Juvenile Justice System

  • Within the field of criminal law, the Juvenile Justice System seeks to meet the requirements of minors who have not grown old enough to be held entirely accountable for their illegal behaviour.
  • The Juvenile Justice Act’s primary goal is to prioritize rehabilitation over punishment. When a kid or young person transgresses or becomes a criminal, the juvenile court uses specialized institutions to offer nurturing care. Juvenile offenders can then find a way to live respectable lives.

The idea of “REHABILITATION”: Juvenile Justice System

The juvenile justice system’s rehabilitation-centric approach is primarily focused on the notion that the children who are offenders have the ability to reform themselves more easily than the adult offenders. This major approach recognizes that a variety of factors usually are responsible to young children’s criminal acts. The justice system basically aims to divert young children from the path of criminality by addressing the cause of it and providing them with proper care and counselling.

The Idea of “PUNISHMENT”: Juvenile Justice System

Punishment is the standard method of providing justice in criminal cases. The Indian Penal Code (IPC) carries several punishments for severe offenses, such as imprisonment, fines, and in many cases, the penalty for death. The notion is that individuals those who are afraid of getting punished are unlikely to commit offenses, whereas who are still committing such offenses they must be ready to pay a huge cost for the offenses have their hands on. Together with fines and imprisonment, further penalties include the punishment i.e., capital punishment.

Rehabilitation and Punishment: Major Efficacy

According to research conducted by a number of specialists at the RJS Coaching Institute, criminal activity, and subsequent convictions can be successfully prevented through the use of both punishment and rehabilitation. The degree of success of each approach, however, varies depending on the specific circumstances and the party who committed the offense.

  • Rehabilitation approaches that include training for employment, schooling, and treatment for mental disorders have been shown to reduce rates of recidivism.
  • On the other hand, punishment has the capacity to put an end to illegal activity while rendering offenders accountable for what they have done.

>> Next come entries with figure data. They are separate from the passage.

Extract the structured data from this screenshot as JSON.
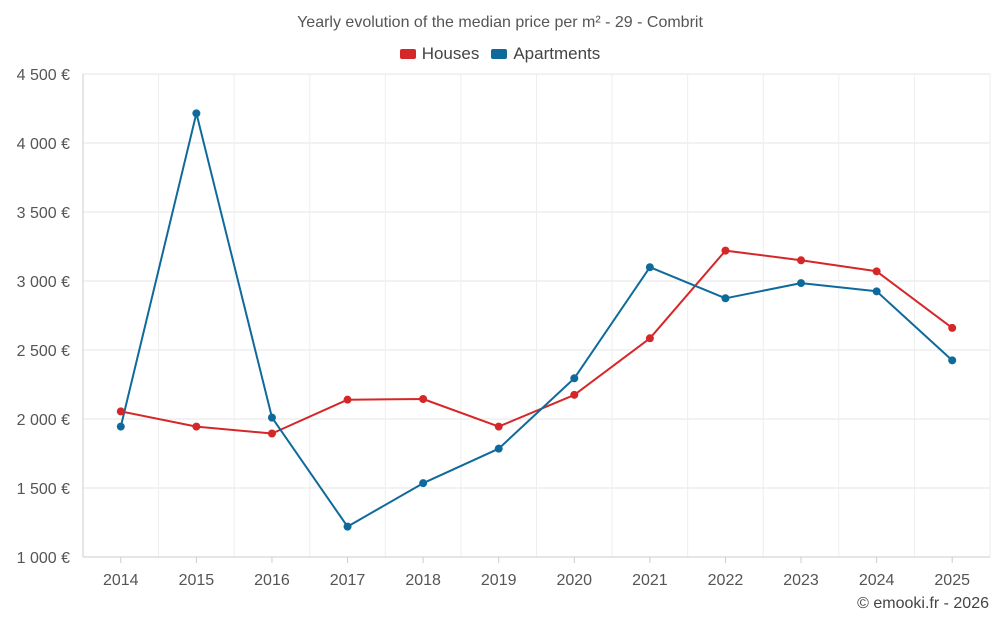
{
  "chart_data": {
    "type": "line",
    "title": "Yearly evolution of the median price per m² - 29 - Combrit",
    "categories": [
      "2014",
      "2015",
      "2016",
      "2017",
      "2018",
      "2019",
      "2020",
      "2021",
      "2022",
      "2023",
      "2024",
      "2025"
    ],
    "series": [
      {
        "name": "Houses",
        "color": "#d62728",
        "values": [
          2055,
          1945,
          1895,
          2140,
          2145,
          1945,
          2175,
          2585,
          3220,
          3150,
          3070,
          2660
        ]
      },
      {
        "name": "Apartments",
        "color": "#0f6a9c",
        "values": [
          1945,
          4215,
          2010,
          1220,
          1535,
          1785,
          2295,
          3100,
          2875,
          2985,
          2925,
          2425
        ]
      }
    ],
    "yticks": [
      "1 000 €",
      "1 500 €",
      "2 000 €",
      "2 500 €",
      "3 000 €",
      "3 500 €",
      "4 000 €",
      "4 500 €"
    ],
    "ylim": [
      1000,
      4500
    ],
    "xlabel": "",
    "ylabel": "",
    "legend_position": "top-center",
    "grid": true
  },
  "credit": "© emooki.fr - 2026"
}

Teachers at different RJS Coaching institutes talk about it and help the students think imposing excessively harsh penalties.

In order to manage the delinquents’ trials in a way that is understanding of their situation as children and has the ability to deter such behaviours in the future, these concerns regarding the juvenile criminal justice system must be addressed.

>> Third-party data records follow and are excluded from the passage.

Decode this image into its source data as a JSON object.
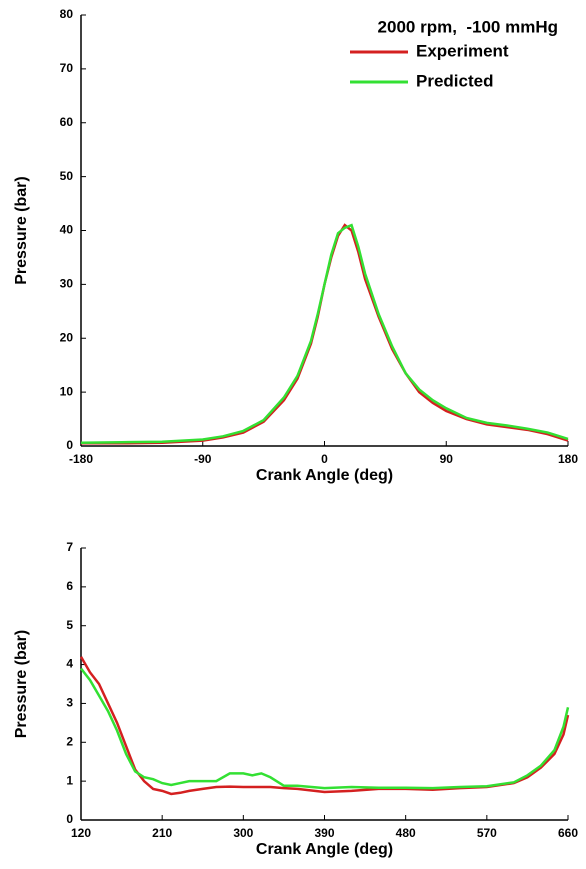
{
  "chart_data": [
    {
      "type": "line",
      "annotation": "2000 rpm,  -100 mmHg",
      "ylabel": "Pressure (bar)",
      "xlabel": "Crank Angle (deg)",
      "legend": "upper right",
      "x": [
        -180,
        -150,
        -120,
        -90,
        -75,
        -60,
        -45,
        -30,
        -20,
        -10,
        -5,
        0,
        5,
        10,
        15,
        20,
        25,
        30,
        40,
        50,
        60,
        70,
        80,
        90,
        105,
        120,
        135,
        150,
        165,
        180
      ],
      "series": [
        {
          "name": "Experiment",
          "color": "#d42020",
          "values": [
            0.5,
            0.5,
            0.6,
            1.0,
            1.6,
            2.5,
            4.5,
            8.5,
            12.5,
            19,
            24,
            30,
            35,
            39,
            41,
            40,
            36,
            31,
            24,
            18,
            13.5,
            10,
            8,
            6.5,
            5,
            4,
            3.5,
            3,
            2.2,
            1
          ]
        },
        {
          "name": "Predicted",
          "color": "#33e033",
          "values": [
            0.6,
            0.7,
            0.8,
            1.2,
            1.8,
            2.8,
            4.8,
            9,
            13,
            19.5,
            24.5,
            30,
            35.5,
            39.5,
            40.5,
            41,
            37,
            32,
            24.5,
            18.5,
            13.5,
            10.5,
            8.5,
            7,
            5.2,
            4.3,
            3.8,
            3.2,
            2.5,
            1.3
          ]
        }
      ],
      "xlim": [
        -180,
        180
      ],
      "xticks": [
        -180,
        -90,
        0,
        90,
        180
      ],
      "ylim": [
        0,
        80
      ],
      "yticks": [
        0,
        10,
        20,
        30,
        40,
        50,
        60,
        70,
        80
      ]
    },
    {
      "type": "line",
      "ylabel": "Pressure (bar)",
      "xlabel": "Crank Angle (deg)",
      "x": [
        120,
        130,
        140,
        150,
        160,
        170,
        180,
        190,
        200,
        210,
        220,
        230,
        240,
        255,
        270,
        285,
        300,
        310,
        320,
        330,
        345,
        360,
        390,
        420,
        450,
        480,
        510,
        540,
        570,
        600,
        615,
        630,
        645,
        655,
        660
      ],
      "series": [
        {
          "color": "#d42020",
          "values": [
            4.2,
            3.8,
            3.5,
            3.0,
            2.5,
            1.9,
            1.3,
            1.0,
            0.8,
            0.75,
            0.67,
            0.7,
            0.75,
            0.8,
            0.85,
            0.86,
            0.85,
            0.85,
            0.85,
            0.85,
            0.82,
            0.8,
            0.72,
            0.75,
            0.8,
            0.8,
            0.78,
            0.82,
            0.85,
            0.95,
            1.1,
            1.35,
            1.7,
            2.2,
            2.7
          ]
        },
        {
          "color": "#33e033",
          "values": [
            3.9,
            3.6,
            3.2,
            2.8,
            2.3,
            1.7,
            1.25,
            1.1,
            1.05,
            0.95,
            0.9,
            0.95,
            1.0,
            1.0,
            1.0,
            1.2,
            1.2,
            1.15,
            1.2,
            1.1,
            0.88,
            0.88,
            0.82,
            0.85,
            0.83,
            0.83,
            0.82,
            0.85,
            0.87,
            0.97,
            1.15,
            1.4,
            1.8,
            2.4,
            2.9
          ]
        }
      ],
      "xlim": [
        120,
        660
      ],
      "xticks": [
        120,
        210,
        300,
        390,
        480,
        570,
        660
      ],
      "ylim": [
        0,
        7
      ],
      "yticks": [
        0,
        1,
        2,
        3,
        4,
        5,
        6,
        7
      ]
    }
  ]
}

Juvenile Justice System: Rehabilitation vs Punishment

The difference between the rehabilitation and the punishment approach under the Juvenile Justice System is often discussed by various experts in the institutes of RJS Coaching. They are:

The objective is to rehabilitate juvenile offenders and reintegrate them into society as valuable members of society.The objective of the punishment approach is to make young individuals responsible for their actions by implementing punishments like imprisonment or additional legal consequences.
It highlights rehabilitation as a fundamental idea.It highlights punishment as a fundamental idea.
Initiatives for young offenders’ rehabilitation include educational programs, career training, and counselling.In situations where juveniles have committed severe or horrendous offenses, there is a need to protect the public and prevent unlawful conduct.
It is established to provide protection to reform the young offenders.It is initiated to punish young offenders from further committing a criminal offense.

Role of the Judiciary

  • In the Kakoo v Union of India case, the 2-year-old child who was raped by a 13-year-old male had her sentence reduced by the Supreme Court. The IPC’s Sections 83 and 84, which state that minors cannot be regarded as adults, were taken into consideration by the court. Legal precedent has long held that the court must consider both humanitarian and reformative viewpoints when addressing juveniles.

It can be difficult to strike the correct balance between rehabilitation and punishment, and it frequently depends on the specifics of each case. The judicial system must consider the offender’s age, the nature of the offense, and the likelihood of rehabilitation in each case. Efforts are undertaken to address the basic root causes of juvenile offenders, which include poverty as well as interpersonal disorders, in order to prevent repeat offenders and promote rehabilitation.